Hep Yanında Olmak İstiyorum
İbrahim Çolak
Biliyorsun, uzun yıllar gazete dağıttım, yaz kış, soğuk, karlı ve
yağmurlu havalarda, bisikletle ve yürüyerek. Bir manada, sabahın her
türlüsünü gördüm. Bir de, niyeyse, hiç unutmadığım bir görüntü var
zihnimde: Delikanlı yıllarımda Sakarya’dan Trabzon’a giderken, sabah
namazı vakti, Ordu civarında olurduk, otobüsler namaz ve yemek
molası verirlerdi duruma göre. Namazı kılar, sahilin kenarına inerdim.
Bu konuda bir şey okumuş, duymuş da değildim ancak, sanki sabah
namazı vaktinde Karadeniz bile belirgin bir sakinlik içinde olurdu.

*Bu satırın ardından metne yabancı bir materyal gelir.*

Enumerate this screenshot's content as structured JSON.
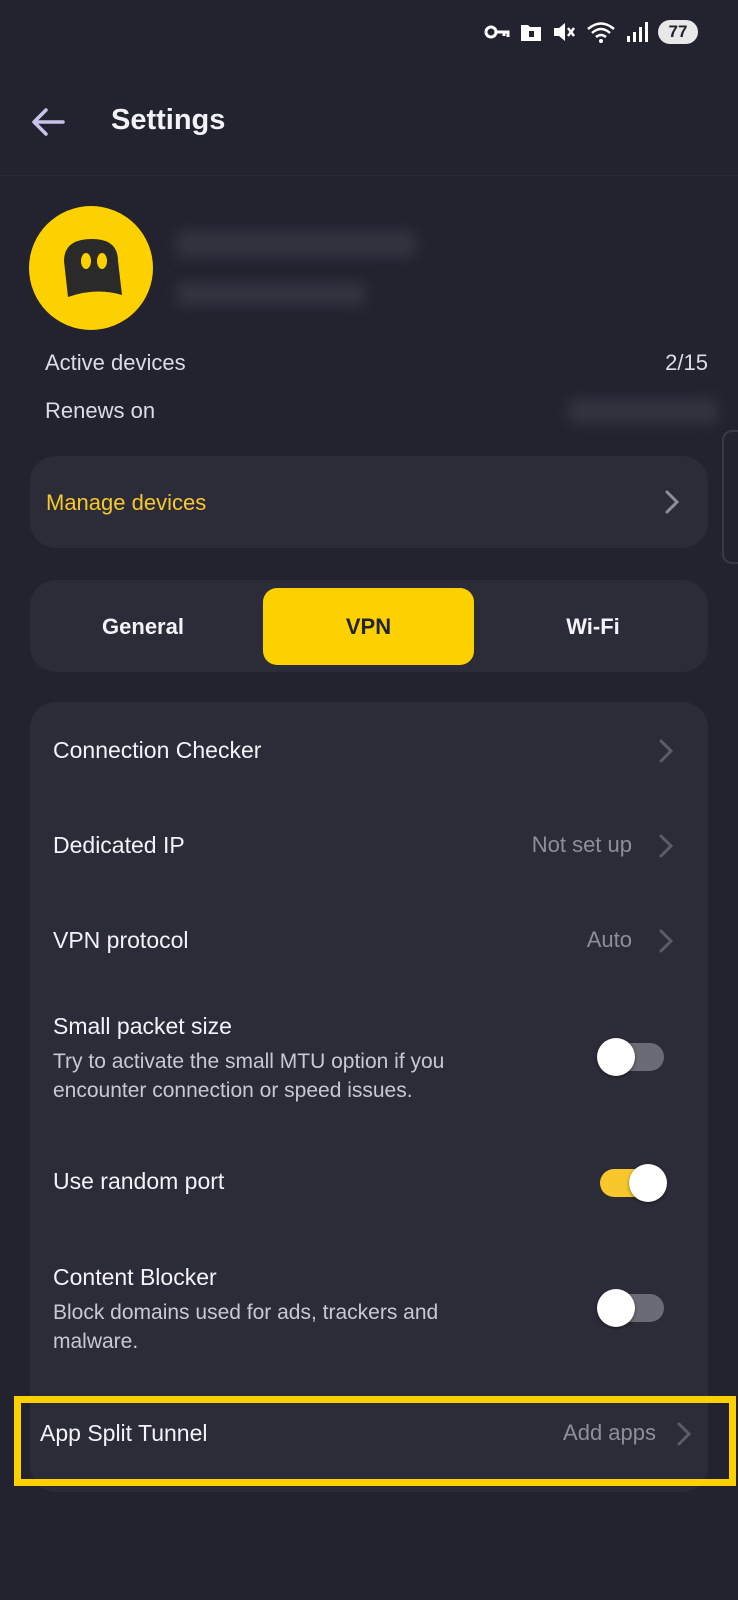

Belki de ben yakıştırırdım. Ne diyordum… Sabahın her türlüsünü
gördüm bu uzun yaşamımda. Birkaç yakın dostuma söylemişimdir,
birazcık akıllı olsak, hani o gece vakti bulvarlarda, caddelerde
turlamak yerine sabah saatlerini seçeriz turlamak, volta atmak için.

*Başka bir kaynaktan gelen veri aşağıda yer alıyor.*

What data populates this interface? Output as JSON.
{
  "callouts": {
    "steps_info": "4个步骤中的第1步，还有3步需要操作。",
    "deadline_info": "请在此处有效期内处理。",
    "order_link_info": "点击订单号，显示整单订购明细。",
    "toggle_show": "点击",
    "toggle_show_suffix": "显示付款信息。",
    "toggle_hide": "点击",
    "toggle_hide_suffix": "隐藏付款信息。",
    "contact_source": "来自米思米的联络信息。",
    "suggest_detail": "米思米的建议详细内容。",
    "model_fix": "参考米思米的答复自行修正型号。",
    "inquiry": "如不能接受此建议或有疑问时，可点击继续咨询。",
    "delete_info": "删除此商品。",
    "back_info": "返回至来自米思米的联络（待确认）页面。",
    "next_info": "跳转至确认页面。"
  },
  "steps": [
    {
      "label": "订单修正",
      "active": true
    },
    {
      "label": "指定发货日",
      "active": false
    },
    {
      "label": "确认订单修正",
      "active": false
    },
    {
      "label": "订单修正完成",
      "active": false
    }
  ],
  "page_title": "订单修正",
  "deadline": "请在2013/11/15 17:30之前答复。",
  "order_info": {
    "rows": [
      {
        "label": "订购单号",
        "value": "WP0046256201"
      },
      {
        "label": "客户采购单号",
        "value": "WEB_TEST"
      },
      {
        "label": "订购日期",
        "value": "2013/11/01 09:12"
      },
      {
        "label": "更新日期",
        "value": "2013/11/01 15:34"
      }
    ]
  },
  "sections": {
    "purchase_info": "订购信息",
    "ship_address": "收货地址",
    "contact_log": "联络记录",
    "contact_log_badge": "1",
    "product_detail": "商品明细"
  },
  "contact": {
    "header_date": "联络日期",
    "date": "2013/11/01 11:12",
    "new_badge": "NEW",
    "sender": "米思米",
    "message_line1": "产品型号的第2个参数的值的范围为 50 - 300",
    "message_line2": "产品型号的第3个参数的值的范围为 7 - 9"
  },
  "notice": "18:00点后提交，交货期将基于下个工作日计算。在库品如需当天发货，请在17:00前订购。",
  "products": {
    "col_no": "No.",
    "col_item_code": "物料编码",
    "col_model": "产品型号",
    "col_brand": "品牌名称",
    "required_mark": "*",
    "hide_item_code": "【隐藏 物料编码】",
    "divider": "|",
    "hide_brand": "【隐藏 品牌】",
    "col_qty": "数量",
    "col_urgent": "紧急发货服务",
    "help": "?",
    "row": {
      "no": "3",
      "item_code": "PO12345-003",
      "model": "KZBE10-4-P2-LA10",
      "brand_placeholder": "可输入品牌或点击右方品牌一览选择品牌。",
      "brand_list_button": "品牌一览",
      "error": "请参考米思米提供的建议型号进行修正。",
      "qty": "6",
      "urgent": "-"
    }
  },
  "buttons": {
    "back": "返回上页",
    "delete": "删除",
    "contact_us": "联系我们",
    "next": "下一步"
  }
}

Ancak niyeyse bizler, bırakalım dışarıya çıkıp sabahın o güzelliğinde
bulvarlarda turlamayı, bırakalım güneşe kadar ayakta durmayı,
namazlarımı çabucak ve hatta ayılmadan kılıp tekrar yataklarımıza
dönüyoruz. Sabahı, bereketi, zamanı heba ediyoruz. Her gün değilse
de sık sık bayram sabahına uyanan çocukluğumuza dönebilir miyiz
diye düşünmüyor değilim Dağlım.
Sabah, gayet şık bir şekilde, ipeksi bir hışırtı ve tütsüsü üzerinde
gelirdi, sen gelirdin. Seni bekliyor olurdum. Elinde birkaç dilim ekmek,
bir avuç zeytin. Deniz, ortasında bir sepet dolusu elmasla, mine çiçeği
gibi masmavi uzanırken, gökyüzünü aşk gibi buğulu bir sevgi sarmış
olurdu. Zayıfsın, yemelisin diyerek, ekmeğin ve zeytinin fazlasını bana
verirdin. Sırtımızı verdiğimiz dağlar, ağırbaşlı görünen ve göğsünde
sırlar saklayan deniz, taze ve nazlı gökyüzü… Dünyanın sevgi ile
dolduğunu düşünür, ağzımızda zeytinin tadı, el ele tutuşurduk.